Mas indo ao início da partida, tínhamos uma Bélgica já apurada para os oitavos-de-final, ou seja, livre de pressão, que tinha pela frente uma Coreia do Sul com poucas hipóteses de seguir em frente na prova, depois da derrota da jornada anterior frente à Argélia. E a verdade é que, na primeira parte, o conjunto asiático assustou a formação belga, com os seus habituais ataques rápidos, aproveitando a velocidade dos seus jogadores. Contudo, a Bélgica, mesmo com algumas alterações no seu tradicional onze inicial, quase sempre conseguiu neutralizar as investidas sul-coreanas, com Courtois a revelar, quando chamado a intervir, a segurança do costume. Até que, à beira do intervalo, surgiu o tal momento em que Defour foi expulso (cartão vermelho directo bem mostrado, diga-se), deixando a sua equipa com menos um elemento em campo.

Bélgica a ganhar: um hábito Fonte: dailymail.co.uk
Bélgica a ganhar: um hábito
Fonte: dailymail.co.uk

Mas quem pensou que a etapa complementar seria passada quase por inteiro no meio-campo defensivo da Bélgica enganou-se, porque a equipa orientada por Marc Wilmots nunca deixou de espreitar o ataque, disputando o jogo quase por inteiro com a Coreia do Sul. E, de facto, até através desse dado deu para perceber como a selecção asiática está muito longe de ser um poderio, já que os comandados de Kim Seung-Gyu raramente conseguiram mostrar ser motivo de sufoco para os diabos vermelhos. Aos 60 minutos, talvez o momento que ainda acabou por dar mais força à Bélgica na partida: as entradas de Chadli e Origi, para os lugares de Januzaj e Mertens, respectivamente. O ataque da equipa europeia refrescou, a Bélgica cresceu no jogo, mesmo com apenas 10 jogadores em campo, e a Coreia do Sul percebeu que estava a gozar os seus últimos minutos neste Mundial 2014. E assim sendo, como que um corolário lógico do desafio, a Bélgica adiantou-se no marcador, após recarga de Vertonghen a uma defesa incompleta de Kim Seung-Gyu. Estava feito o resultado, estava consumado o pleno para a Bélgica neste grupo H, estava consumada a despedida da Coreia do Sul do Campeonato do Mundo.

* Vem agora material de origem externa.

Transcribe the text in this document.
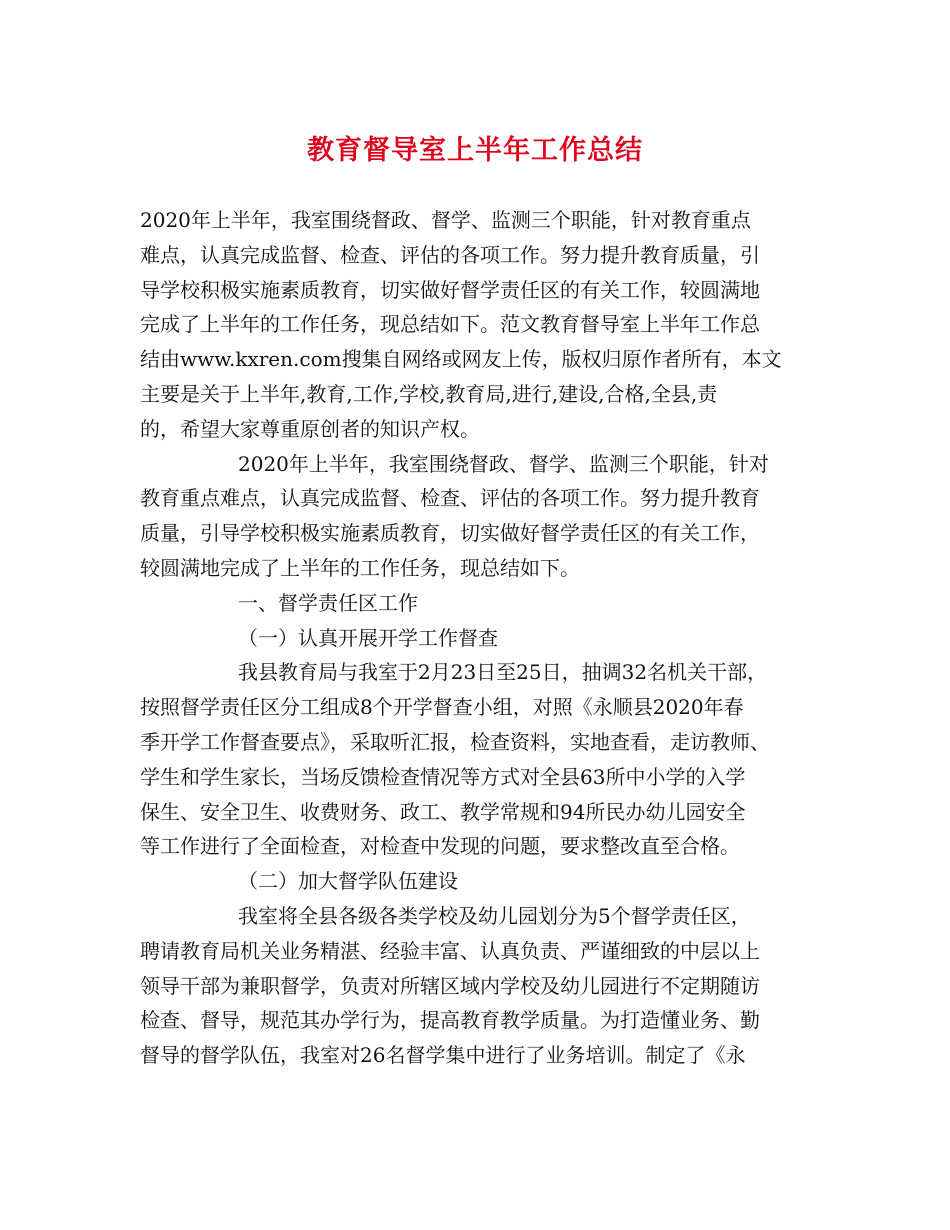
教育督导室上半年工作总结
2020年上半年，我室围绕督政、督学、监测三个职能，针对教育重点
难点，认真完成监督、检查、评估的各项工作。努力提升教育质量，引
导学校积极实施素质教育，切实做好督学责任区的有关工作，较圆满地
完成了上半年的工作任务，现总结如下。范文教育督导室上半年工作总
结由www.kxren.com搜集自网络或网友上传，版权归原作者所有，本文
主要是关于上半年,教育,工作,学校,教育局,进行,建设,合格,全县,责
的，希望大家尊重原创者的知识产权。
2020年上半年，我室围绕督政、督学、监测三个职能，针对
教育重点难点，认真完成监督、检查、评估的各项工作。努力提升教育
质量，引导学校积极实施素质教育，切实做好督学责任区的有关工作，
较圆满地完成了上半年的工作任务，现总结如下。
一、督学责任区工作
（一）认真开展开学工作督查
我县教育局与我室于2月23日至25日，抽调32名机关干部，
按照督学责任区分工组成8个开学督查小组，对照《永顺县2020年春
季开学工作督查要点》，采取听汇报，检查资料，实地查看，走访教师、
学生和学生家长，当场反馈检查情况等方式对全县63所中小学的入学
保生、安全卫生、收费财务、政工、教学常规和94所民办幼儿园安全
等工作进行了全面检查，对检查中发现的问题，要求整改直至合格。
（二）加大督学队伍建设
我室将全县各级各类学校及幼儿园划分为5个督学责任区，
聘请教育局机关业务精湛、经验丰富、认真负责、严谨细致的中层以上
领导干部为兼职督学，负责对所辖区域内学校及幼儿园进行不定期随访
检查、督导，规范其办学行为，提高教育教学质量。为打造懂业务、勤
督导的督学队伍，我室对26名督学集中进行了业务培训。制定了《永
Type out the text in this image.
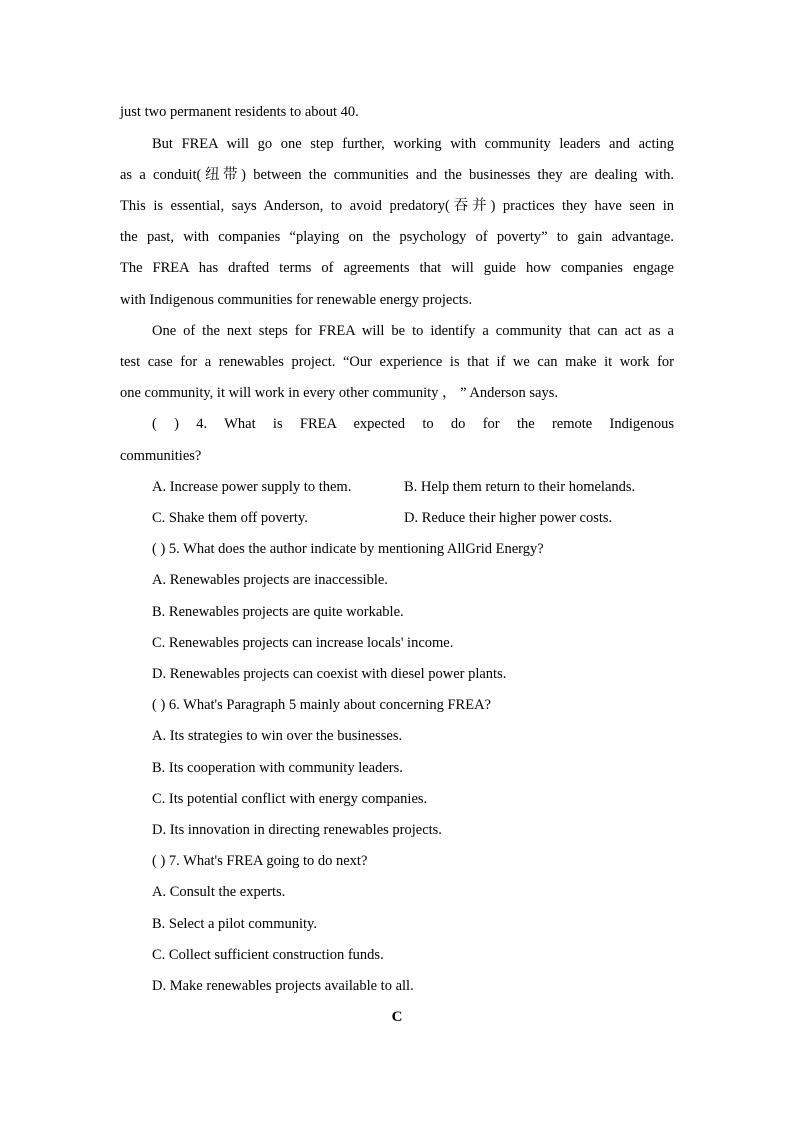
just two permanent residents to about 40.
But FREA will go one step further, working with community leaders and acting
as a conduit(纽带) between the communities and the businesses they are dealing with.
This is essential, says Anderson, to avoid predatory(吞并) practices they have seen in
the past, with companies “playing on the psychology of poverty” to gain advantage.
The FREA has drafted terms of agreements that will guide how companies engage
with Indigenous communities for renewable energy projects.
One of the next steps for FREA will be to identify a community that can act as a
test case for a renewables project. “Our experience is that if we can make it work for
one community, it will work in every other community ， ” Anderson says.
( ) 4. What is FREA expected to do for the remote Indigenous
communities?
A. Increase power supply to them.	B. Help them return to their homelands.
C. Shake them off poverty.	D. Reduce their higher power costs.
( ) 5. What does the author indicate by mentioning AllGrid Energy?
A. Renewables projects are inaccessible.
B. Renewables projects are quite workable.
C. Renewables projects can increase locals' income.
D. Renewables projects can coexist with diesel power plants.
( ) 6. What's Paragraph 5 mainly about concerning FREA?
A. Its strategies to win over the businesses.
B. Its cooperation with community leaders.
C. Its potential conflict with energy companies.
D. Its innovation in directing renewables projects.
( ) 7. What's FREA going to do next?
A. Consult the experts.
B. Select a pilot community.
C. Collect sufficient construction funds.
D. Make renewables projects available to all.
C
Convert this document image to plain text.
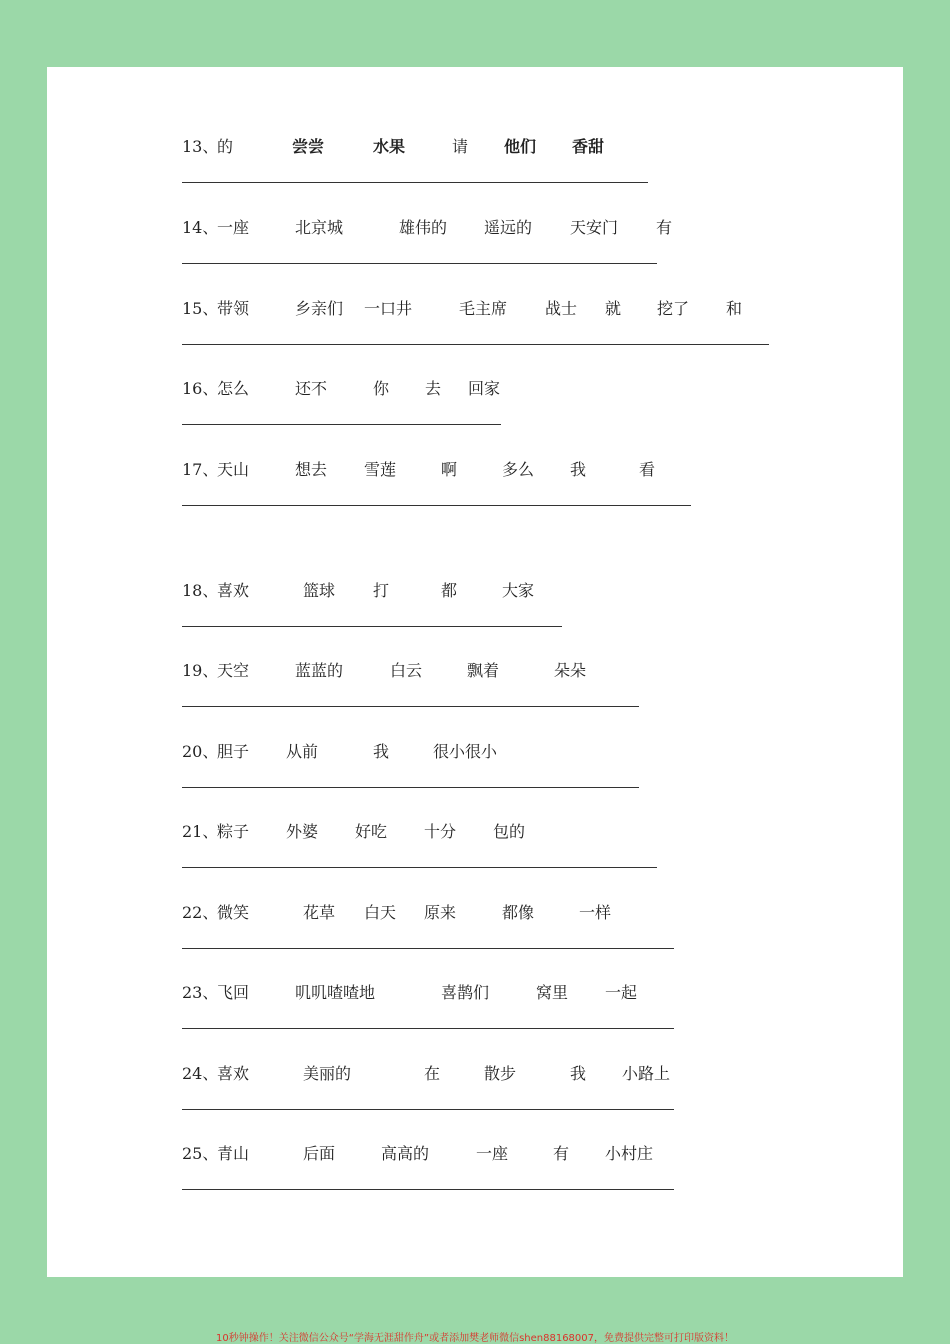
13、
的	尝尝	水果	请 他们 香甜
14、
一座	北京城	雄伟的 遥远的 天安门 有
15、
带领	乡亲们 一口井	毛主席 战士 就 挖了 和
16、
怎么	还不	你 去 回家
17、
天山	想去 雪莲	啊	多么 我	看
18、
喜欢	篮球 打	都	大家
19、
天空	蓝蓝的	白云	飘着	朵朵
20、
胆子 从前	我	很小很小
21、
粽子 外婆 好吃 十分 包的
22、
微笑	花草 白天 原来	都像	一样
23、
飞回	叽叽喳喳地	喜鹊们	窝里 一起
24、
喜欢	美丽的	在	散步	我 小路上
25、
青山	后面	高高的	一座	有 小村庄
10秒钟操作！关注微信公众号“学海无涯甜作舟”或者添加樊老师微信shen88168007，免费提供完整可打印版资料！
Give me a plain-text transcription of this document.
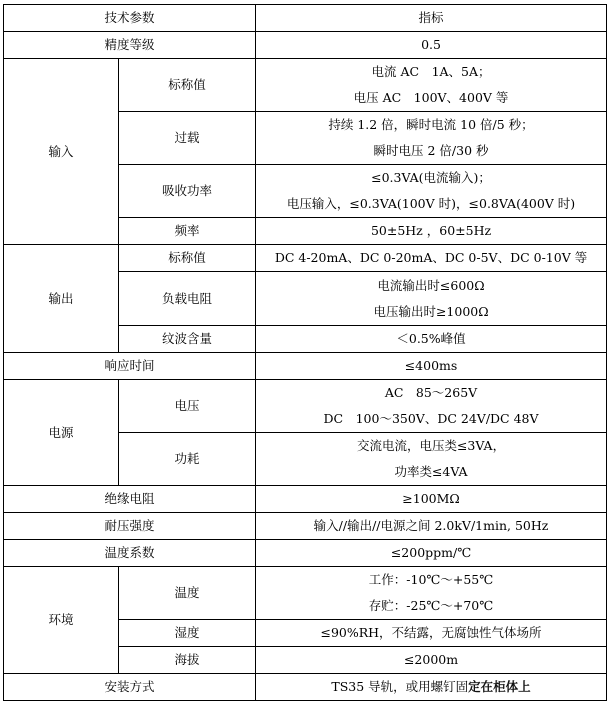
技术参数		指标
精度等级		0.5
输入	标称值	电流 AC　1A、5A；
电压 AC　100V、400V 等

	过载	持续 1.2 倍，瞬时电流 10 倍/5 秒；
瞬时电压 2 倍/30 秒

	吸收功率	≤0.3VA(电流输入)；
电压输入，≤0.3VA(100V 时)，≤0.8VA(400V 时)

	频率	50±5Hz ，60±5Hz
输出	标称值	DC 4-20mA、DC 0-20mA、DC 0-5V、DC 0-10V 等
	负载电阻	电流输出时≤600Ω
电压输出时≥1000Ω

	纹波含量	＜0.5%峰值
响应时间		≤400ms
电源	电压	AC　85～265V
DC　100～350V、DC 24V/DC 48V

	功耗	交流电流，电压类≤3VA，
功率类≤4VA

绝缘电阻		≥100MΩ
耐压强度		输入//输出//电源之间 2.0kV/1min, 50Hz
温度系数		≤200ppm/℃
环境	温度	工作：-10℃～+55℃
存贮：-25℃～+70℃

	湿度	≤90%RH，不结露，无腐蚀性气体场所
	海拔	≤2000m
安装方式		TS35 导轨，或用螺钉固定在柜体上
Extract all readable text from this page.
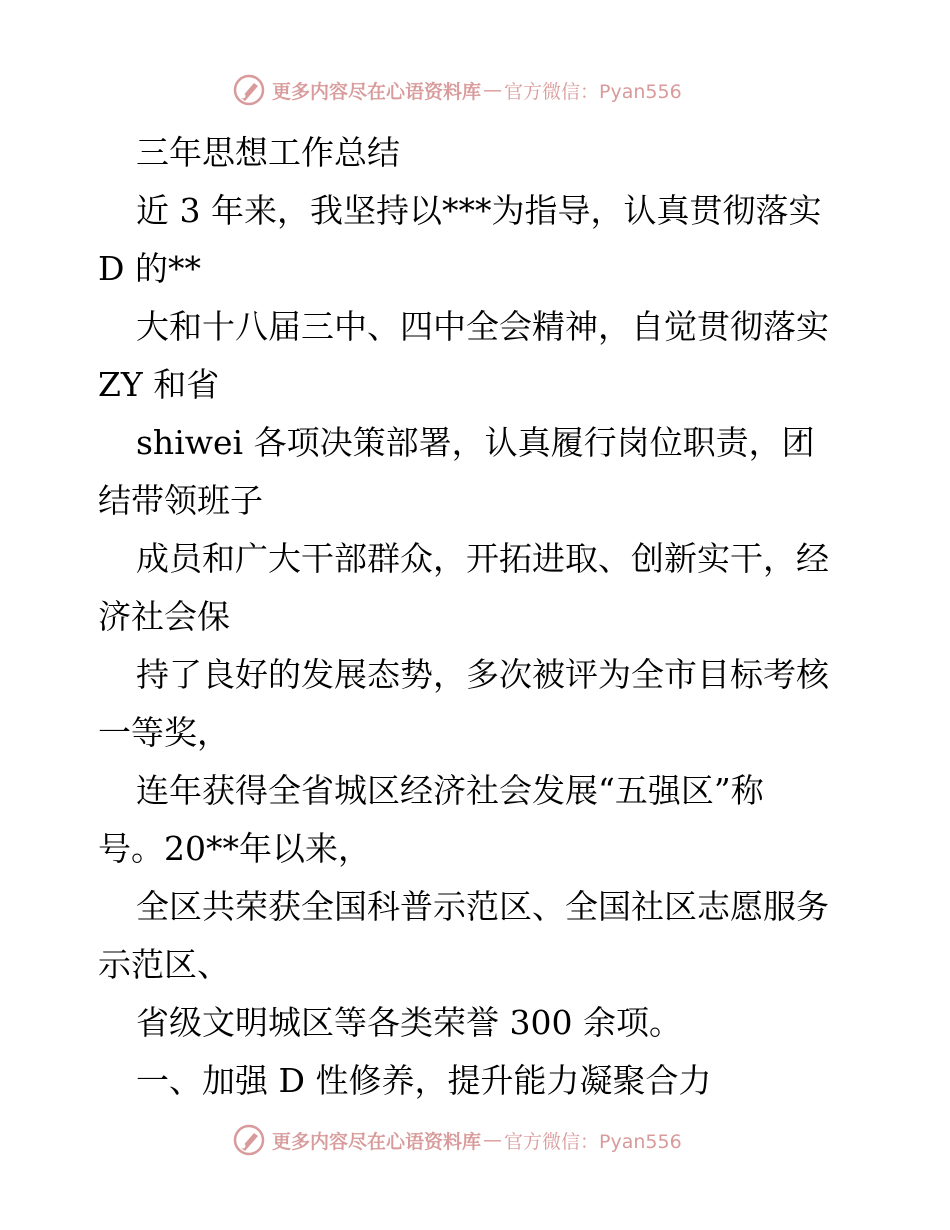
更多内容尽在心语资料库 — 官方微信：Pyan556
三年思想工作总结
近 3 年来，我坚持以***为指导，认真贯彻落实
D 的**
大和十八届三中、四中全会精神，自觉贯彻落实
ZY 和省
shiwei 各项决策部署，认真履行岗位职责，团
结带领班子
成员和广大干部群众，开拓进取、创新实干，经
济社会保
持了良好的发展态势，多次被评为全市目标考核
一等奖，
连年获得全省城区经济社会发展“五强区”称
号。20**年以来，
全区共荣获全国科普示范区、全国社区志愿服务
示范区、
省级文明城区等各类荣誉 300 余项。
一、加强 D 性修养，提升能力凝聚合力
更多内容尽在心语资料库 — 官方微信：Pyan556
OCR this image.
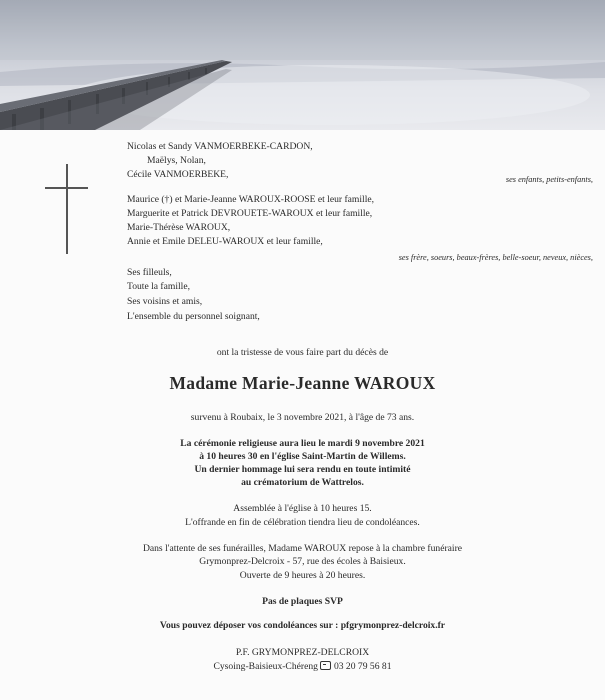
Nicolas et Sandy VANMOERBEKE-CARDON,
Maëlys, Nolan,
Cécile VANMOERBEKE,	ses enfants, petits-enfants,
Maurice (†) et Marie-Jeanne WAROUX-ROOSE et leur famille,
Marguerite et Patrick DEVROUETE-WAROUX et leur famille,
Marie-Thérèse WAROUX,
Annie et Emile DELEU-WAROUX et leur famille,
ses frère, soeurs, beaux-frères, belle-soeur, neveux, nièces,
Ses filleuls,
Toute la famille,
Ses voisins et amis,
L'ensemble du personnel soignant,
ont la tristesse de vous faire part du décès de
Madame Marie-Jeanne WAROUX
survenu à Roubaix, le 3 novembre 2021, à l'âge de 73 ans.
La cérémonie religieuse aura lieu le mardi 9 novembre 2021
à 10 heures 30 en l'église Saint-Martin de Willems.
Un dernier hommage lui sera rendu en toute intimité
au crématorium de Wattrelos.
Assemblée à l'église à 10 heures 15.
L'offrande en fin de célébration tiendra lieu de condoléances.
Dans l'attente de ses funérailles, Madame WAROUX repose à la chambre funéraire
Grymonprez-Delcroix - 57, rue des écoles à Baisieux.
Ouverte de 9 heures à 20 heures.
Pas de plaques SVP
Vous pouvez déposer vos condoléances sur : pfgrymonprez-delcroix.fr
P.F. GRYMONPREZ-DELCROIX
Cysoing-Baisieux-Chéreng 03 20 79 56 81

Contas finais, uma moralizadíssima Bélgica vai defrontar os EUA nos oitavos-de-final da competição, provando que é uma equipa a ter debaixo de olho, devido à elevada qualidade dos seus jogadores, enquanto a Coreia do Sul tem de lutar muito para voltar a ter equipas como aquelas que já teve noutras alturas.

A FIGURA

Leque de opções da Bélgica – a equipa de Marc Wilmots dá-se ao luxo de rodar jogadores e de promover alterações, mas mesmo assim o ADN do conjunto nunca desaparece. Sim, é verdade que os diabos vermelhos até nem fizeram nenhuma exibição de sonho nesta fase de grupos, mas a verdade é que fica a ideia de que, mesmo sem acelerar e forçar muito, a Bélgica venceu os três jogos e assim seguiu para a próxima fase da prova. Mesmo com 10 jogadores em campo, os belgas não deram chances à Coreia do Sul.

O FORA-DE-JOGO

Coreia do Sul para baixos voos – desde o primeiro jogo, frente à Rússia, que se percebeu que esta selecção sul-coreana teria problemas para seguir em frente na prova. Depois da hecatombe frente à Argélia na ronda anterior, os sul-coreanos sabiam que a partida desta noite era decisiva, mas a verdade é que voltaram a falhar. Mesmo criando algumas oportunidades, a Coreia do Sul demonstrou que está a anos-luz de uma Bélgica, demonstrando também que será necessário muito trabalho para que esta equipa seja mais competitiva no Mundial em 2018, na Rússia.